Cette année, l’UNESCO a célébré la journée de la liberté de la presse dans la capitale tunisienne Tunis avec un programme de trois jours pour souligner le rôle des médias en tant que déclencheurs de changements social et politique, en présence du Président tunisien Moncef Marzouki et du lauréat du Prix de la liberté de la presse de l’UNESCO, le journaliste azerbaïdjanais et militant des droits de l’homme, Eynulla Fattullayev.

La Journée mondiale de la liberté de la presse a aussi été célébrée au siège de l’ONU à New York. A cette occasion, le Président de l’Assemblée générale des Nations Unies, Nassir Abdulaziz Al-Nasser, a rappelé que les évènements qui ont eu lieu dans le monde arabe ont été facilités par l’émergence de nouvelles technologies et de nouveaux types de médias.

« Nous sommes témoins de l’usage accrue de nouvelles plateformes de médias et de nouveaux outils pour mobiliser des millions de personnes pour soutenir la démocratie, les droits humains et la liberté d’expression. Devant nos yeux, nous voyons des nations, des sociétés et des régions entières du monde être transformées par ces voix qui viennent de trouver un moyen d’être entendus », a souligné M. Al-Nasser dans un discours lu par son chef de cabinet, Mutlaq Al-Qahtani, en présence du Secrétaire général Ban Ki-moon.

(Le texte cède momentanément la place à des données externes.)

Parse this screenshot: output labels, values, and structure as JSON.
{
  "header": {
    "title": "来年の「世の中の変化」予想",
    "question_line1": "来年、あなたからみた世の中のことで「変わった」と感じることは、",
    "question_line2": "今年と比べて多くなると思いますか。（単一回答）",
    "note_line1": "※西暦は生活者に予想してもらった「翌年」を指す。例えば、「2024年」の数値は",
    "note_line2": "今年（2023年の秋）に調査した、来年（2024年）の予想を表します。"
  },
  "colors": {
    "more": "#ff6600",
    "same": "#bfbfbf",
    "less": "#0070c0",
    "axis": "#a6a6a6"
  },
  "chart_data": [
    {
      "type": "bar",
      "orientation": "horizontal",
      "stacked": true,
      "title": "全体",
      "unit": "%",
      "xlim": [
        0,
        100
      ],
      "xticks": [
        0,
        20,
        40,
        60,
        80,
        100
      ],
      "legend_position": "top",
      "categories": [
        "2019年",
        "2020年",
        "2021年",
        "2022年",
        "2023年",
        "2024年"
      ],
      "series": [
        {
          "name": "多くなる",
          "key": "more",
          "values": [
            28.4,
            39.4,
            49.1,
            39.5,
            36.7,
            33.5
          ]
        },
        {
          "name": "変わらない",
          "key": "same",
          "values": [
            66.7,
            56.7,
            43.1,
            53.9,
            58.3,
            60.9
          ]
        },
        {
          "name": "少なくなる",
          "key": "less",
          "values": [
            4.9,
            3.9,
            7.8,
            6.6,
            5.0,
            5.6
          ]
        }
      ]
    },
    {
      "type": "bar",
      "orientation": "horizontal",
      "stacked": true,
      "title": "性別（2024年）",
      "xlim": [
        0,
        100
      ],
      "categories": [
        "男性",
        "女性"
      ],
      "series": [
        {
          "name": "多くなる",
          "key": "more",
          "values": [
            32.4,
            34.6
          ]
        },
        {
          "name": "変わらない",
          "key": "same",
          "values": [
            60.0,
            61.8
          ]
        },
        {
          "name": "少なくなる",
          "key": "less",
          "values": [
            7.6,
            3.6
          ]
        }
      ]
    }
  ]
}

Selon M. Al-Nasser, la rapidité avec laquelle les informations peuvent désormais être partagées place une responsabilité plus grande sur les médias pour assurer la précision, l’équilibre et l’équité de l’information disséminée en considérant l’impact immédiat. Il est important d’assurer que les médias ne soient pas utilisés comme véhicules de la haine, des conflits et de la violence, a-t-il estimé.

« Je souhaite, en cette Journée de la liberté de la presse, exhorter tous les Etats membres et les gouvernements à faire plus pour assurer la sécurité, l’indépendance et la liberté des professionnels des médias, et particulièrement de ceux qui utilisent les nouveaux médias », a ajouté M. Al-Nasser.